El Gobierno de Honduras articuló este miércoles una respuesta nacional para enfrentar el impacto del sargazo en las costas del Caribe, mediante la participación de 17 instituciones públicas, municipalidades, sector privado y organismos de cooperación, durante una reunión realizada en el Centro Cívico Gubernamental.
La jornada fue convocada por el Despacho del Designado Presidencial, con el propósito de establecer acciones preventivas y coordinadas frente al fenómeno que afecta especialmente a las zonas costeras e insulares del país.
En el encuentro participaron representantes de las alcaldías de Roatán, Utila y Guanaja, así como de instituciones estatales, organizaciones de conservación, la Cámara de Comercio de Islas de la Bahía y organismos internacionales.
Entre las instituciones participantes estuvieron Copeco, el Instituto Hondureño de Turismo, Marina Mercante, Serna, SAG/Digepesca, Educación, Relaciones Exteriores, ICF, Zolitur y el Parque Nacional Marino Islas de la Bahía, además del PNUD y representantes de las embajadas de México y Francia.

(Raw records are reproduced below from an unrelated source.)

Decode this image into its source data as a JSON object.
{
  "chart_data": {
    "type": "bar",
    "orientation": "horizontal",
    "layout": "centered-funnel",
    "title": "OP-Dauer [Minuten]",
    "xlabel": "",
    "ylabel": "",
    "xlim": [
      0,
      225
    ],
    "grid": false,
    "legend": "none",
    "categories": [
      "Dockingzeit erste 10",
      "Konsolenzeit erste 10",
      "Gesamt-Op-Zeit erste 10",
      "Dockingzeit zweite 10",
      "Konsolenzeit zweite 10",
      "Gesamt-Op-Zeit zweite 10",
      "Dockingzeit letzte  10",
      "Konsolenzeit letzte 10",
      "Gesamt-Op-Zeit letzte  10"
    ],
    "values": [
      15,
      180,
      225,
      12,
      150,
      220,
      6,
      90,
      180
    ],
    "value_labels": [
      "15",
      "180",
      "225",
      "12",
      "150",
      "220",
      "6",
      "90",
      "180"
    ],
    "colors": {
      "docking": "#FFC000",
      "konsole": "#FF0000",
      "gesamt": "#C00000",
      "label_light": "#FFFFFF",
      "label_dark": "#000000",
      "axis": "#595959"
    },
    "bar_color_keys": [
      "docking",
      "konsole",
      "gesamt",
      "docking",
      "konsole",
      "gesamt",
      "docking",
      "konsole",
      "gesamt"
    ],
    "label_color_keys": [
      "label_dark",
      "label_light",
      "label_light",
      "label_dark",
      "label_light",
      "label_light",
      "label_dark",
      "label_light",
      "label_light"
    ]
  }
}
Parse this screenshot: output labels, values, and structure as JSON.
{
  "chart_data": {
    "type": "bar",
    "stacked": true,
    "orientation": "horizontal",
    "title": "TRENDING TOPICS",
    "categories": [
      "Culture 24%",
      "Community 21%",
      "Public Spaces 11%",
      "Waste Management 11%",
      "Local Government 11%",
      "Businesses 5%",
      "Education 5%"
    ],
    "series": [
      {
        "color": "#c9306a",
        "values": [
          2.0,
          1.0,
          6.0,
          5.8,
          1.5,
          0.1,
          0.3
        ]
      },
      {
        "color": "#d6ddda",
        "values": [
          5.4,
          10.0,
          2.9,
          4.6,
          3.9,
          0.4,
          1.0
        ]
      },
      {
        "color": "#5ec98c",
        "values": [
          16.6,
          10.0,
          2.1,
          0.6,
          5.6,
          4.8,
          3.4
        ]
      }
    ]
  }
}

Como resultado de la reunión, las instituciones acordaron establecer una mesa de trabajo interinstitucional y suscribieron una Carta de Entendimiento para elaborar una hoja de ruta enfocada en la prevención, monitoreo, recolección y aprovechamiento del sargazo.
El Designado Presidencial, Carlos Flores Guifarro, explicó que uno de los principales objetivos será anticiparse a la llegada de la macroalga a las playas mediante herramientas tecnológicas.
“Una de las medidas para el sargazo es la prevención, monitorearlo a través de los satélites, las boyas de contención; están los barcos también que recogen antes de que el sargazo llegue a la playa”, explicó.
Flores Guifarro señaló que la acumulación del sargazo puede generar efectos negativos en el turismo, la inversión y la salud debido al mal olor que produce cuando la macroalga muere y comienza a descomponerse.
“El sargazo es una macroalga viva que cuando muere tiene un mal olor, ahuyenta el turismo, afecta el turismo, afecta la inversión, afecta la salud”, manifestó.
Además de reducir sus impactos, el Gobierno busca explorar alternativas para convertir el sargazo en un recurso aprovechable. Entre las opciones mencionadas están su utilización como fertilizante, biodiésel y biomasa.
“No solamente quitando el sargazo como un mal de salud y también turístico, sino que también poderlo potenciar, poderlo monetizar, darle valor agregado con los países cooperantes”, afirmó Flores Guifarro.
El ministro de Serna, Juan Carlos Ramos, destacó que la prioridad debe ser actuar antes de que el fenómeno alcance niveles críticos. “Es muy importante llevar las medidas de prevención, porque eso es lo importante: prevenir; o sea, no estar en el momento que ya estamos con el problema”, señaló.
Por su parte, el representante residente del PNUD, Alessandro Fracassetti, respaldó la iniciativa y consideró necesario desarrollar una estrategia basada en información científica, monitoreo y experiencias de otros países.
“Nuestro sugerimiento es invertir en un plan de gestión de sargazo que empiece con la prevención, con la información, con los datos, con el monitoreo y que pueda utilizar también buenas lecciones y prácticas que otros países han ya adoptado”, manifestó.
Fracassetti recordó que el sargazo es un fenómeno de alcance global y que no existe una solución única para eliminarlo. “Es un fenómeno global y afecta también a muchos otros países”, explicó.
Con la mesa interinstitucional y la Carta de Entendimiento, Honduras busca pasar de una respuesta centrada únicamente en la limpieza de las playas a un modelo que incluya prevención, monitoreo, contención, recolección y aprovechamiento responsable de la biomasa, con el acompañamiento de la cooperación internacional.